Маклер Зигизмунд Гош, холостяк лет под сорок, большой оригинал и натура артистическая, несмотря на свою несколько странную манеру держаться, был честнейшим и добродушнейшим человеком на свете. Черты его бритого лица отличались резкостью: крючковатый нос, острый, сильно торчащий подбородок и рот с опущенными углами; вдобавок он еще поджимал свои тонкие губы с видом таинственным и злобным. Он жаждал – и в известной мере это ему удавалось – выставлять напоказ свою будто бы неистовую, прекрасную, демоническую и коварную сущность, казаться человеком злым, лукавым, интересным и страшным – чем-то средним между Мефистофелем и Наполеоном. Его седеющие волосы низко спадали на мрачный лоб. Он от всей души сожалел, что не родился горбатым. Короче говоря, маклер Гош являл собою образ необычайный среди обитателей старого торгового города. Впрочем, и он был из их числа, так как занимался самым что ни на есть бюргерским, пусть скромным, но в своей скромности все же солидным и почтенным посредническим делом. Правда, в его узкой и темной конторе стоял большой книжный шкаф, доверху набитый поэтическими творениями на различных языках, и по городу ходил слух, что Гош с двадцатилетнего возраста трудится над переводом полного собрания пьес Лопе де Вега. Как-то раз ему довелось сыграть на любительской сцене роль Доминго в шиллеровском «Дон Карлосе». Это был высший миг его жизни. Маклер Гош никогда не произносил ни одного вульгарного слова и даже в деловых собеседованиях самые обычные обороты старался цедить сквозь зубы с таким видом, словно говорил: «А, негодяй! В гробу кляну я праотцов твоих». Во многих отношениях он был преемником и наследником покойного Жан-Жака Гофштеде; только нрав его был сумрачнее, патетичнее и не имел в себе ничего от той шутливой веселости, которую друг Иоганна Будденброка-старшего умудрился сохранить от прошлого века.

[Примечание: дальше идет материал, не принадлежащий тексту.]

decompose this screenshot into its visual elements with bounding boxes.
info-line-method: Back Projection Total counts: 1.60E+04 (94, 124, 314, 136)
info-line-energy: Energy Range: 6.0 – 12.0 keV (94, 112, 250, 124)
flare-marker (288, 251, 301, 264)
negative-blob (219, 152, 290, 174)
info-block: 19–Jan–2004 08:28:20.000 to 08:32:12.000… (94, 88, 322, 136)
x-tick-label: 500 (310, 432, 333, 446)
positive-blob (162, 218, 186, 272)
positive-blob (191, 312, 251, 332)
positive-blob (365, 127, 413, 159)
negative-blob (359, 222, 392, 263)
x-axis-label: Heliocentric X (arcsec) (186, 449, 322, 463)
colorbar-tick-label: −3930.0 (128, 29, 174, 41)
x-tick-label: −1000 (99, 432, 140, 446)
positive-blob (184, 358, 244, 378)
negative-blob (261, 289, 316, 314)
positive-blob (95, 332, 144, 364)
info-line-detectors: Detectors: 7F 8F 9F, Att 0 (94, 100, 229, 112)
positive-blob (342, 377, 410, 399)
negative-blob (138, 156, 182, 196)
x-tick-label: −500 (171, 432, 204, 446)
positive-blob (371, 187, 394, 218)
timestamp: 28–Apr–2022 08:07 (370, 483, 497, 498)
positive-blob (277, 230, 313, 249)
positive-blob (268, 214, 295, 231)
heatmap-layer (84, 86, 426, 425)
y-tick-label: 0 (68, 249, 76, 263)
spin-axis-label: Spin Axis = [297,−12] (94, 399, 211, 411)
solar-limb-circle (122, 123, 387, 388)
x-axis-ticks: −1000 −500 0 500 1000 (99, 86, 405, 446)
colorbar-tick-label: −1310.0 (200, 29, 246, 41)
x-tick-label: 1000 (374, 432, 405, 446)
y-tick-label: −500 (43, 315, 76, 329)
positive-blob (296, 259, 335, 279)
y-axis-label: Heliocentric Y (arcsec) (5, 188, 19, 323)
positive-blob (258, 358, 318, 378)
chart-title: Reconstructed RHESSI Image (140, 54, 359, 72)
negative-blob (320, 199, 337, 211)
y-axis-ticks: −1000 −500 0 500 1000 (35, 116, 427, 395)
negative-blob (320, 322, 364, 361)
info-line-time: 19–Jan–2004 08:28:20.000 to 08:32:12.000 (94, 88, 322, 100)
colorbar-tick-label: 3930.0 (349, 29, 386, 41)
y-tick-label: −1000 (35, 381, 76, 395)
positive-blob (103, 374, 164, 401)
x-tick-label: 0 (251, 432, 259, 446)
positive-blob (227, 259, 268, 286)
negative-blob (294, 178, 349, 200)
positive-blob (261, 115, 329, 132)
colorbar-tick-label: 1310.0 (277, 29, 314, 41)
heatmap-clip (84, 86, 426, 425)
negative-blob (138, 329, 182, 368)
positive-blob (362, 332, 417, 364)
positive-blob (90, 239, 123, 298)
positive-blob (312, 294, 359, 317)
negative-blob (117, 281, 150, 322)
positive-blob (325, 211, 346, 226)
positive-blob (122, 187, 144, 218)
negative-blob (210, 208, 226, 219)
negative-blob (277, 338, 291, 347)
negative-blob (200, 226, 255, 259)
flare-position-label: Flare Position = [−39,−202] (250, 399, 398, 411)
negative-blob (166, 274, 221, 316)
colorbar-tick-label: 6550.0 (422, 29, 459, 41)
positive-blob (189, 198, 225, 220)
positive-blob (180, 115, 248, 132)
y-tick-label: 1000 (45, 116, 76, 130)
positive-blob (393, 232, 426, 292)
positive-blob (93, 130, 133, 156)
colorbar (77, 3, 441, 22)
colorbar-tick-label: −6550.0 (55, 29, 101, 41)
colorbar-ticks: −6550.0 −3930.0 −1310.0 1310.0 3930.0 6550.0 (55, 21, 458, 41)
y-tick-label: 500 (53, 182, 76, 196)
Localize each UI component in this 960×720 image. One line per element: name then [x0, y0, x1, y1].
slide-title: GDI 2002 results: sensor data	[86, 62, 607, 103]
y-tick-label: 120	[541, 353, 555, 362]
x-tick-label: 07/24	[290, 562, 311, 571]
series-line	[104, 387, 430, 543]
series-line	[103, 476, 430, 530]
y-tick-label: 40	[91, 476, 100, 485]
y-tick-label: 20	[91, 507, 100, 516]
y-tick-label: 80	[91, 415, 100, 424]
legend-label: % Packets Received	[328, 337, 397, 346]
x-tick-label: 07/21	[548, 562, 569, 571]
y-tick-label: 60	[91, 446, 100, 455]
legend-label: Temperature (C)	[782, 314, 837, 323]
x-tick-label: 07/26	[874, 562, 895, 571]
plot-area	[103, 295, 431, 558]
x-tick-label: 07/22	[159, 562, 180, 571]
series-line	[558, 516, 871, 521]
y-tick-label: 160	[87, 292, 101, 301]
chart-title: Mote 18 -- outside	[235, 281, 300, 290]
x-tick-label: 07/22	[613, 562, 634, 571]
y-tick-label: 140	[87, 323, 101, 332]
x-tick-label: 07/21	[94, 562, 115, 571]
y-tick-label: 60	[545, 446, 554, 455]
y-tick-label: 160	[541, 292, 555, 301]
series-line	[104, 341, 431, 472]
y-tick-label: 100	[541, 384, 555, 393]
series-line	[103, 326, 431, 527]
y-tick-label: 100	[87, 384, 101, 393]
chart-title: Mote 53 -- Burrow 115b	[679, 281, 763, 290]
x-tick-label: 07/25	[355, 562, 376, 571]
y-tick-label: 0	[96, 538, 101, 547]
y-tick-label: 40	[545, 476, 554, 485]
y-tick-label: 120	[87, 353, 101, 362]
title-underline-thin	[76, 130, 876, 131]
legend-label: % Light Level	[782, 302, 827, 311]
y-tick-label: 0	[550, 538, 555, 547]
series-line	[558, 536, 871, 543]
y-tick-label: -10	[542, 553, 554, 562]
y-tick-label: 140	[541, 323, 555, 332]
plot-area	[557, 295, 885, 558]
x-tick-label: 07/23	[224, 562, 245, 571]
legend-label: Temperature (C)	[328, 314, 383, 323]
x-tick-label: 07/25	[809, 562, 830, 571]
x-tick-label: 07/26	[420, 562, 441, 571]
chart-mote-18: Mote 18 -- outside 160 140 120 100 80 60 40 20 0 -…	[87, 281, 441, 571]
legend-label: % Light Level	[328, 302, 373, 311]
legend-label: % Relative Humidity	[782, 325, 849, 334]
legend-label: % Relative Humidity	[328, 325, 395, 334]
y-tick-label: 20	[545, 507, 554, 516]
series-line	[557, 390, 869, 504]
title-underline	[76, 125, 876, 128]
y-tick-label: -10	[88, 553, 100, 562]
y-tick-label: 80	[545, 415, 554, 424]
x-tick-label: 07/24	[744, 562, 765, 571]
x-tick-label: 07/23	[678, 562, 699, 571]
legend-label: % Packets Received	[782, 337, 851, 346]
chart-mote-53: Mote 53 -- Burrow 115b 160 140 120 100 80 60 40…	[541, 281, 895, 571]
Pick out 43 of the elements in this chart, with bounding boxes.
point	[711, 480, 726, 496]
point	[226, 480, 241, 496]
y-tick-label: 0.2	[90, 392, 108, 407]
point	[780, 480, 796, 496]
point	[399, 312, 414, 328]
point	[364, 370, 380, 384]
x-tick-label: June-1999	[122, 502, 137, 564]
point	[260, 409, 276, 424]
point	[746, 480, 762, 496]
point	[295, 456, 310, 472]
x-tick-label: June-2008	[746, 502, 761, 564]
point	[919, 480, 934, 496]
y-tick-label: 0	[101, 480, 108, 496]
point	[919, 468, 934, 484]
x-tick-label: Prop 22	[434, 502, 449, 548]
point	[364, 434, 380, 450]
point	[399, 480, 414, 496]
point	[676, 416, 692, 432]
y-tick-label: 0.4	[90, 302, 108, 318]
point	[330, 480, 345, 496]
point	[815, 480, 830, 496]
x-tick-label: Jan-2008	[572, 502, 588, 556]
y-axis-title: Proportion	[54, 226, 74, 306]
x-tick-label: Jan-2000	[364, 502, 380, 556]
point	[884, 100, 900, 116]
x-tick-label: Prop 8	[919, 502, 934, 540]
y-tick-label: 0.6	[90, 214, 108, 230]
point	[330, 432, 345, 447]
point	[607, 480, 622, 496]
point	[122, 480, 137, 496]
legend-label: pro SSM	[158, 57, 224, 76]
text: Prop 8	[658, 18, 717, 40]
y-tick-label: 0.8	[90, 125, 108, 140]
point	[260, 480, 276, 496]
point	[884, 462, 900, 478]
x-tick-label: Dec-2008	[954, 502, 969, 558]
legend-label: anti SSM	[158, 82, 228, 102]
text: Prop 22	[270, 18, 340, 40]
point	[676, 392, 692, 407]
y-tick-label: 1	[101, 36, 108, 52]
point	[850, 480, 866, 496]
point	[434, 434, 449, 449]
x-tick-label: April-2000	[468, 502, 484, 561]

Однажды он в мгновенье ока потерял на бирже шесть с половиной талеров на двух или трех акциях, купленных им со спекулятивной целью. Тут уж он дал волю своей любви к драматическим положениям и устроил настоящий спектакль. Он опустился на скамью в такой позе, точно проиграл битву при Ватерлоо, стукнул себя по лбу сжатым кулаком и, подъяв глаза к небу, несколько раз подряд кощунственно произнес: «О, проклятье!» И так как мелкие, спокойные и верные заработки при продаже того или иного земельного участка нагоняли на него скуку, то эта потеря, этот неожиданный удар, ниспосланный господом на него, многоопытного интригана, явился для маклера Гоша наслажденьем, счастьем, которым он упивался долгие месяцы. На обращение: «Я слышал, вас постигла неудача, господин Гош, сочувствую от…», он, как правило, отвечал: «О, друг мой, Uomo non educate dal dolore riman sempre bambino!», чего, разумеется, никто не понимал. Уж не была ли то цитата из Лопе де Вега? Так или иначе, но все знали: Зигизмунд Гош – человек ученый, выдающийся.